To evaluate the techniques described in Part 1 of this series, performance measurements for the multithreaded encoder are the result of experiments conducted on the following systems:
* A Dell Precision 530 system, built with dual Intel Xeon processors (four logical processors) running at 2.0 GHz with HT Technology, a 512 KB L2 Cache, and 1 GB of memory
* An IBM eServer xSeries 360 system, built with quad Intel Xeon processors (eight logical processors) running at 1.5 GHz with HT Technology, a 256 KB L2 Cache, a 512 KB L3 Cache, and 2 GB of memory.
Unless specified otherwise, the resolution of the input video is 352×288 in pixels or 22×18 in macroblocks. To be sure to provide enough slices for eight threads, the program takes the slice as the basic encoding unit for each thread.
Framing the problem
A frame can be partitioned up to a maximum of 18 slices. Taking a slice as the base encoding unit for a thread can reduce the synchronization overhead because no data dependency among slices occurs within a single frame during the encoding process.
As mentioned earlier, partitioning the frame into multiple slices can increase the degree of parallelism, but, it also increases the bit-rate. One of the challenges is to achieve an increased execution speed and lower the bit-rate without sacrificing any image quality. Therefore, you should choose the slicing threshold carefully.
|Figure 6. Speed-up and Bit-rate Versus the Number of Slices in a Frame w/o HT Technology|
Figure 6 above and Figure 7 below show the combinations of increased encoding speed and the associated bit rate for two variations of the number of slices for each frame. In Figure 6, the number of slices ranges from 1 to 18, while maintaining a constant quality level for the encoded frames.

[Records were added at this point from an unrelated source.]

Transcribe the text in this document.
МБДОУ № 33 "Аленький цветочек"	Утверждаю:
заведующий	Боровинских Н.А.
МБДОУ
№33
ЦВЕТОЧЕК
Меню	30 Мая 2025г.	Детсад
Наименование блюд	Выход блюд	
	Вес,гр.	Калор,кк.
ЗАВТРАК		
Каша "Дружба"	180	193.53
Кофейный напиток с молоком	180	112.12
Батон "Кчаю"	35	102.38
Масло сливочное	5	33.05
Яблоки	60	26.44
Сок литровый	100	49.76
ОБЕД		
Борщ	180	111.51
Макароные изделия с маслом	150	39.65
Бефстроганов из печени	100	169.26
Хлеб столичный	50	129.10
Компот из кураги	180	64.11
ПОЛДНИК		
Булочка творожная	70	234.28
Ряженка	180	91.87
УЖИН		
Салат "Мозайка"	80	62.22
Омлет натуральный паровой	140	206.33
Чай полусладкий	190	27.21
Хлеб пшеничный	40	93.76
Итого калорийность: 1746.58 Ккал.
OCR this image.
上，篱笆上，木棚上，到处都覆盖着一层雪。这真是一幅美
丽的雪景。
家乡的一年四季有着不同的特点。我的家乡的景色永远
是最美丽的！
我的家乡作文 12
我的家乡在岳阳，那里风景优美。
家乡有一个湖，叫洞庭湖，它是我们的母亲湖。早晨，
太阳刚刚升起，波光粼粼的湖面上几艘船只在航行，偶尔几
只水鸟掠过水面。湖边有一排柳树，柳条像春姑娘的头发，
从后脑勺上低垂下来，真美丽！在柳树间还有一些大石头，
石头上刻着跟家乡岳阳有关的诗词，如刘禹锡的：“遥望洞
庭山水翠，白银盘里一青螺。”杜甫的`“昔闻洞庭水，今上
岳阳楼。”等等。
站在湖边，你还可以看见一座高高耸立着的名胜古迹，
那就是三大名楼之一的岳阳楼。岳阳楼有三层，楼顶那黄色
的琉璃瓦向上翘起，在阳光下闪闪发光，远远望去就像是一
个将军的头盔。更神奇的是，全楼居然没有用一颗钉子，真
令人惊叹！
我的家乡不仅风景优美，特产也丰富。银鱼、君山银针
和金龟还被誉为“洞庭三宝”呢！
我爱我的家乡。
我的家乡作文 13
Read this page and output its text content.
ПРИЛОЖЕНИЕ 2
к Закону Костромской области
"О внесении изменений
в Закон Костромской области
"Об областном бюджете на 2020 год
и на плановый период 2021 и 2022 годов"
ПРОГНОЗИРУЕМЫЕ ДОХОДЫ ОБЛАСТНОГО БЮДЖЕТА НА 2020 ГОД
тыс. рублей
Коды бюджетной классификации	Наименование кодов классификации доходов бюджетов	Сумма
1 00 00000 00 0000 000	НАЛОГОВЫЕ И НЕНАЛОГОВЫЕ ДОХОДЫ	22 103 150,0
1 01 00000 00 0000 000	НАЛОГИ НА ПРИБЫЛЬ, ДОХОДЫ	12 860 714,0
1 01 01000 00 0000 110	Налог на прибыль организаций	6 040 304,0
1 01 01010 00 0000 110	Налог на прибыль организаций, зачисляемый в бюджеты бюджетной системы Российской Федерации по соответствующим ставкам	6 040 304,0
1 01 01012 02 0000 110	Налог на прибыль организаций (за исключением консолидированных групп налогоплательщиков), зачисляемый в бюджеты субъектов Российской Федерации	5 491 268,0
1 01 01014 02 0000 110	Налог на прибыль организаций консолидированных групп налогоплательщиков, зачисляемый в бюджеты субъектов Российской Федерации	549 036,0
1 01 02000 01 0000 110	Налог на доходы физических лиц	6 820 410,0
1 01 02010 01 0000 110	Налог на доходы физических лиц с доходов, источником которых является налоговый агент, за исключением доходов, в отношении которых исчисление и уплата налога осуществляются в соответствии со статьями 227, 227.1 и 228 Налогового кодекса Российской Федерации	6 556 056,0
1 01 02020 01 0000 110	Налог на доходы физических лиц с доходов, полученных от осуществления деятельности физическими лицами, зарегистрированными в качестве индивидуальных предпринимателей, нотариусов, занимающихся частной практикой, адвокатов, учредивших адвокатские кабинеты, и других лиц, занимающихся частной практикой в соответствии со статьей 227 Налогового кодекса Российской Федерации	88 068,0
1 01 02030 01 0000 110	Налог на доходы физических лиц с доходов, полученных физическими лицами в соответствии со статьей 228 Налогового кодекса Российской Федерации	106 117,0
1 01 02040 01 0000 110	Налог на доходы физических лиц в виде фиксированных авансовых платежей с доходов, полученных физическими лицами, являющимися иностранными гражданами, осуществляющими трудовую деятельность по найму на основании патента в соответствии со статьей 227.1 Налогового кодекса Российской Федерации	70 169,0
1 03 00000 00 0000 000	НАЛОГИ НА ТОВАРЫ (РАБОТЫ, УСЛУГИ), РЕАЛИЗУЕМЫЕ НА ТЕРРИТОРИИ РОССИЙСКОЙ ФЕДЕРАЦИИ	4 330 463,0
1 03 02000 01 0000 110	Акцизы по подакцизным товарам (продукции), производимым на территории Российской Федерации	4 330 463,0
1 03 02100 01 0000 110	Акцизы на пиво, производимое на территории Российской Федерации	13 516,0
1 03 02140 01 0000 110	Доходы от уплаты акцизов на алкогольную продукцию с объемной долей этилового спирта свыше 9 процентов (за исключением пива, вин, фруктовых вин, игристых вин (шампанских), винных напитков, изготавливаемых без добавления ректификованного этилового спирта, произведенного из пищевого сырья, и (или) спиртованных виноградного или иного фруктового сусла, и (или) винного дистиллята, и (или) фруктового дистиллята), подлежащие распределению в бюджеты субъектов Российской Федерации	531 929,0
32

Speed increases when the number of slices for a frame is 1 to 2 on the DELL 530 platform, and the speedup is almost flat when the per-frame number of slices ranges from 2 to 18. Meanwhile, the bitrate increase is smaller if the number of slices is less than 3, but it starts going up as the frames go from 3 slices to 18 slices. One important observation is that partitioning a frame into 2 or 3 slices is the best tradeoff, one that achieves a higher speedup and a lower bit rate.
|Figure 7. Speed-up and Bit-rate Versus the Number of Slices in a Frame with HT Technology|
Figure 7 shows that we need more than three slices to keep eight logical processors busy on the IBM x360 platform. Essentially, we need nine threads to achieve an optimal performance level for four physical processors with HT Technology enabled.
You want to keep the number of slices roughly same as the number of logical processors. This simple approach achieves higher performance. You can maintain good image quality with an optimal tradeoff while generating enough slices to keep threads busy for encoding.
Multiprocessor Performance with HyperThreading
Table 2 below shows the speed increase for the threaded encoder on the IBM x360 quad-processor system with HyperThreading. In this implementation, a picture frame was partitioned into nine slices. In general, the multithreaded H.264 encoder increased its execution speed in the following ranges: 1.9x to 2.01x on a two”processor system, 3.61x to 3.99x on a four”processor system, and 3.97x to 4.69x on a four”processor system with HT technology enabled for five different input video sequences.
|Table 2. Speedups on Different Video Sequences Using Two Slices Queues|
You can see some performance differences between the first implementation with two-slice queues and the second implementation with only one task queue, shown in Table 3 below.
The performance gap is larger when the system contains more processors. Because the implementation uses two queues to accelerate the encoding of I or P frames, it can make more slices ready for encoding, especially when a large number of processors is available to do the work.
On the other hand, the taskqueuing model in OpenMP maintains only one queue. In this case, all slices are treated equally. Therefore, the execution threads spend more time in an idle state when the system has a lot of processors.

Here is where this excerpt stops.